First, we did not comprehensively assess cognitive function at baseline before the stroke. However, patients with known cognitive impairment or neurodegeneration and impairment in daily activities before stroke were excluded at screening on the basis of medical history and the IQCODE questionnaire. In the future, we will include a comprehensive baseline cognitive assessment as a key component and further elucidate the relationship between prestroke cognitive function and PSCI. Second, the sample size of this study is limited. However, we took into account infarction size, NHISS score, age, education level and other factors related to cognition, conducted comprehensive cognitive assessment which demonstrated the relationship between NfH and PSCI. We will aim to recruit a larger, multi-center cohort with a more diverse participant pool to ensure broader applicability of the findings. Third, patients with complete aphasia, massive cerebral infarction, and other serious diseases were excluded in this study. The severity of stroke in the patients in this study was relatively small, and the proportion of patients with lacunar infarction was relatively high. Previous studies have shown a positive correlation between NfH and NIHSS score10, so the correlation between NfH and PSCI may be higher in patients with severe stroke.
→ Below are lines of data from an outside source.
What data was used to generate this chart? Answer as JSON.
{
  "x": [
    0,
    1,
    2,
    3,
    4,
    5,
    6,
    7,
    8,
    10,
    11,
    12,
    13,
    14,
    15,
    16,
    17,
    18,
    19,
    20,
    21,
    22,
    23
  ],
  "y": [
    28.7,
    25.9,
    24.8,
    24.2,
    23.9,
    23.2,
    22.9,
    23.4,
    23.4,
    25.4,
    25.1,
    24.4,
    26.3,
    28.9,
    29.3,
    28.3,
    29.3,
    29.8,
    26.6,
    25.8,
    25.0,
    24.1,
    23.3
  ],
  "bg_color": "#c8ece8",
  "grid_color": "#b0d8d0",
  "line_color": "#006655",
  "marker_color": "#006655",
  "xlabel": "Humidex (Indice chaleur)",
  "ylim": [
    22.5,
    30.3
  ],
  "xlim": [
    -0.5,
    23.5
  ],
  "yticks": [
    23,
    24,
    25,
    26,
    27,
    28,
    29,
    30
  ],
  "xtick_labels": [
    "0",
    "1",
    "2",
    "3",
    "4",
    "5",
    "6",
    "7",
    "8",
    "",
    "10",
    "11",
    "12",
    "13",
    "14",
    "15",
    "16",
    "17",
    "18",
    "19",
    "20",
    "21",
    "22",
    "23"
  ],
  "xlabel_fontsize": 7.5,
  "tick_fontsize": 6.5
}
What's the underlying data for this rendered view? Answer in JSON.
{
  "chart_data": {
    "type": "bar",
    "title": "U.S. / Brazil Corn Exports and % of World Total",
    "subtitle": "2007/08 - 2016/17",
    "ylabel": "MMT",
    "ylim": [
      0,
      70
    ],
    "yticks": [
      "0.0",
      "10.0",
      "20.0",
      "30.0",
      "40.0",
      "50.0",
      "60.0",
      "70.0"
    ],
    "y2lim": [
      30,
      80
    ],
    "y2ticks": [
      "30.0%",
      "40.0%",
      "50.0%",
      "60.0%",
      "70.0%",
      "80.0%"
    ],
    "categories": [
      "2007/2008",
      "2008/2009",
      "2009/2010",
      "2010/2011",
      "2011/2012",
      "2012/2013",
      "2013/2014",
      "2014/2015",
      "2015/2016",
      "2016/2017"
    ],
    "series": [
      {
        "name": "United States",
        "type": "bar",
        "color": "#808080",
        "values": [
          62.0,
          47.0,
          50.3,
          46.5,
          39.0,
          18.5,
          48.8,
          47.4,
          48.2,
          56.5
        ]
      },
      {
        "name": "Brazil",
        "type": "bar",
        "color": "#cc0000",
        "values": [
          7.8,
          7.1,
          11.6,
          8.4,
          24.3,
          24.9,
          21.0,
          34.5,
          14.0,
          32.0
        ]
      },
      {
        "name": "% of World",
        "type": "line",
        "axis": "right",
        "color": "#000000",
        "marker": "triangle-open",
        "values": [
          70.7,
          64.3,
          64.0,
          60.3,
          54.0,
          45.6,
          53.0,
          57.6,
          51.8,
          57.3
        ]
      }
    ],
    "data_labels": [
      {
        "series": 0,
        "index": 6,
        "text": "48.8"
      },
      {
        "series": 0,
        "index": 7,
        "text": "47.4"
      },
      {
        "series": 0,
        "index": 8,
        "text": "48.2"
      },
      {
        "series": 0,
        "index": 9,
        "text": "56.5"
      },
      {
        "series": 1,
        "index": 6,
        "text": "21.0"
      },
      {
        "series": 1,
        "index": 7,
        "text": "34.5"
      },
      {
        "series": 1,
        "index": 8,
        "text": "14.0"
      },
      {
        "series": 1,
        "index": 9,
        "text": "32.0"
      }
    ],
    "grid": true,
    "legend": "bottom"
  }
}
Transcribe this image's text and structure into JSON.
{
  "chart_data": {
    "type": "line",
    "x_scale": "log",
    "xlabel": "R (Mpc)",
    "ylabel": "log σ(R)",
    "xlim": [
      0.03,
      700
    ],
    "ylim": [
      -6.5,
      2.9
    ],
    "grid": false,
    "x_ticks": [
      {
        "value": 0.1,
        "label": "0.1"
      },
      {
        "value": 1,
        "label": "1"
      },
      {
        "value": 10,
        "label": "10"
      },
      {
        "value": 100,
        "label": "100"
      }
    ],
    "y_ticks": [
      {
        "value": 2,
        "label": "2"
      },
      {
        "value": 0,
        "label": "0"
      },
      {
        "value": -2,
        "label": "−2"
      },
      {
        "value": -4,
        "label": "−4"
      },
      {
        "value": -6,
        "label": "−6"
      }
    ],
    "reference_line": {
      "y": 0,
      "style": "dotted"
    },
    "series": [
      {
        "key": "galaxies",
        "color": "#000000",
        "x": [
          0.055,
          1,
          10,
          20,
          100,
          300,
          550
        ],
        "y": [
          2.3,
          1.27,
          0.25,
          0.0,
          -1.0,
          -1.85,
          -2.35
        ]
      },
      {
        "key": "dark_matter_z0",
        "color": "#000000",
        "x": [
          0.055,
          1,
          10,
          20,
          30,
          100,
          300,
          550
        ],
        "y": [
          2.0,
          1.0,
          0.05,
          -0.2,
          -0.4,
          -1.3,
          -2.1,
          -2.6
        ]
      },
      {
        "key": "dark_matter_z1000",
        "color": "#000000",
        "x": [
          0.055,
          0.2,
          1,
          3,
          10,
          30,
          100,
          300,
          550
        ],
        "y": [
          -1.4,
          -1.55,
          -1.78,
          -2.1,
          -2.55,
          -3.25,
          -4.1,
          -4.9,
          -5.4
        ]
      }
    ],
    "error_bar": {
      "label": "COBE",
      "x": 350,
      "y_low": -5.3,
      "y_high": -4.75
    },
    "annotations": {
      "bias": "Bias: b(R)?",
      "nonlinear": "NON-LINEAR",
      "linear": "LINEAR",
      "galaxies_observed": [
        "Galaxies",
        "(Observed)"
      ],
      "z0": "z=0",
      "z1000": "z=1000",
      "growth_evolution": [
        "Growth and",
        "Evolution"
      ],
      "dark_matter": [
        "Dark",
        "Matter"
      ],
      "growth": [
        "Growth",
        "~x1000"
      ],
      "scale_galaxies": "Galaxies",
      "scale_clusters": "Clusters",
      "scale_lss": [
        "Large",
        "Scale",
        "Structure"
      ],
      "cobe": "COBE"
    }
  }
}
Further studies involving patients with different infarct volumes are needed. Fourth,We did not include other confounding factors such as genetic predisposition and lifestyle, which may have had an impact on the results. However, we adjusted for age, education level, NIHSS score, etc. In the future, we will combine genetic testing and detailed lifestyle data to more fully understand the predictive effect of p-NfH on PSCI. Finally, our study followed for 1 year, and we need longer follow-up in the future to discover the long-term predictability of p-NfH.
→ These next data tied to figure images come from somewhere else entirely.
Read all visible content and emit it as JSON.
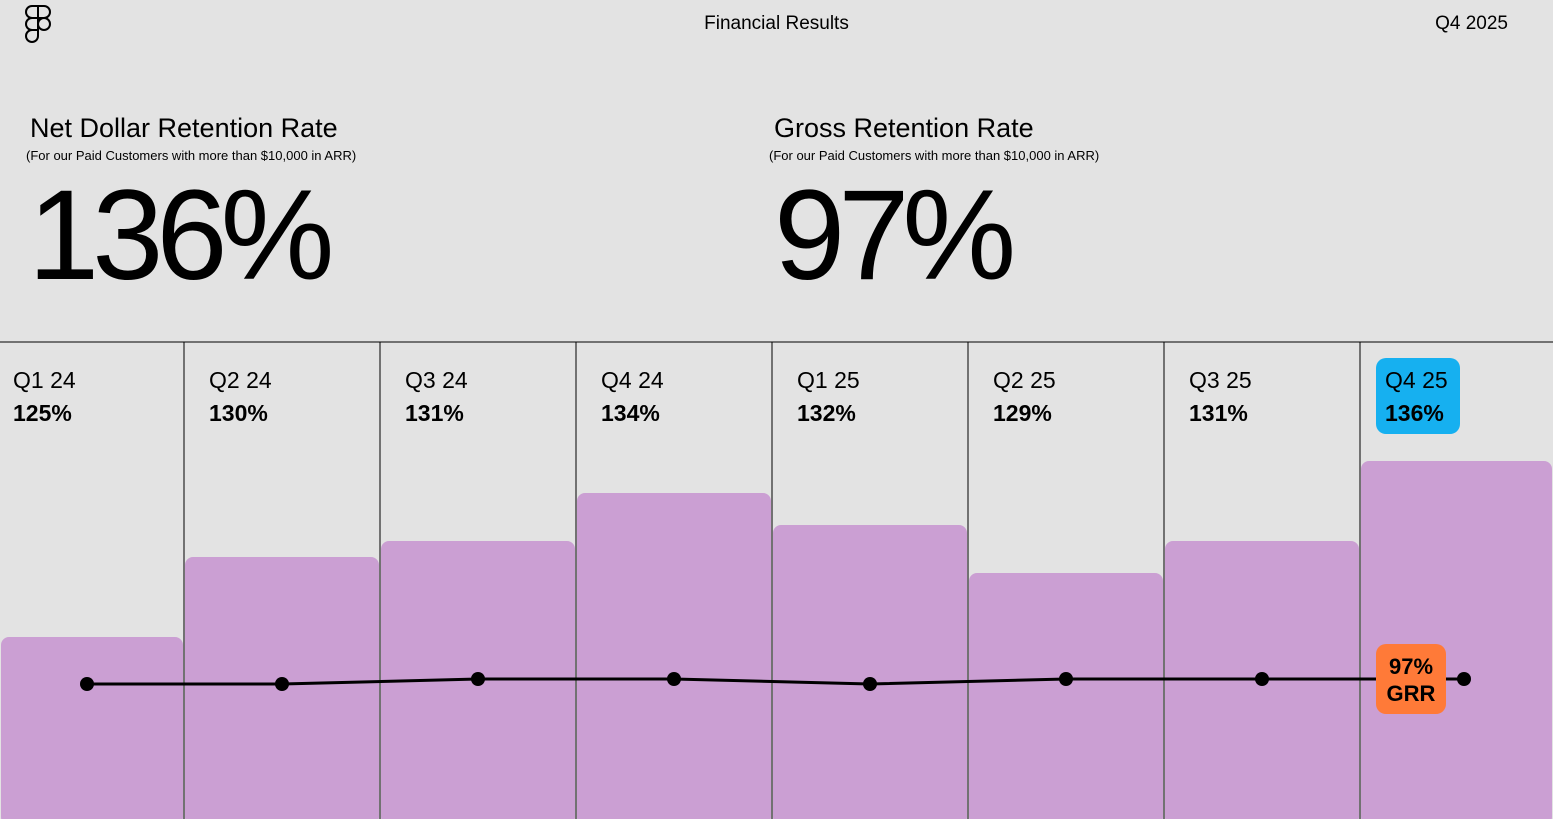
{
  "header": {
    "title": "Financial Results",
    "period": "Q4 2025",
    "logo_icon": "figma-logo-icon"
  },
  "ndr": {
    "title": "Net Dollar Retention Rate",
    "note": "(For our Paid Customers with more than $10,000 in ARR)",
    "value": "136%"
  },
  "grr": {
    "title": "Gross Retention Rate",
    "note": "(For our Paid Customers with more than $10,000 in ARR)",
    "value": "97%"
  },
  "chart_data": {
    "type": "bar",
    "categories": [
      "Q1 24",
      "Q2 24",
      "Q3 24",
      "Q4 24",
      "Q1 25",
      "Q2 25",
      "Q3 25",
      "Q4 25"
    ],
    "series": [
      {
        "values": [
          125,
          130,
          131,
          134,
          132,
          129,
          131,
          136
        ],
        "labels": [
          "125%",
          "130%",
          "131%",
          "134%",
          "132%",
          "129%",
          "131%",
          "136%"
        ],
        "color": "#cb9fd3"
      },
      {
        "type": "line",
        "values": [
          96,
          96,
          97,
          97,
          96,
          97,
          97,
          97
        ],
        "color": "#000000"
      }
    ],
    "highlight": {
      "index": 7,
      "color": "#16b0f0"
    },
    "annotation": {
      "index": 7,
      "lines": [
        "97%",
        "GRR"
      ],
      "color": "#ff7a38"
    },
    "grid": false,
    "legend": "none"
  }
}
In conclusion, our findings suggest that p-NfH levels may serve as a reliable biomarker for predicting post-stroke cognitive impairment (PSCI). This has significant clinical implications, as early identification of patients at high risk for PSCI allows clinicians to implement timely interventions, such as cognitive rehabilitation programs, lifestyle modifications, or pharmacological treatments, to potentially mitigate cognitive decline.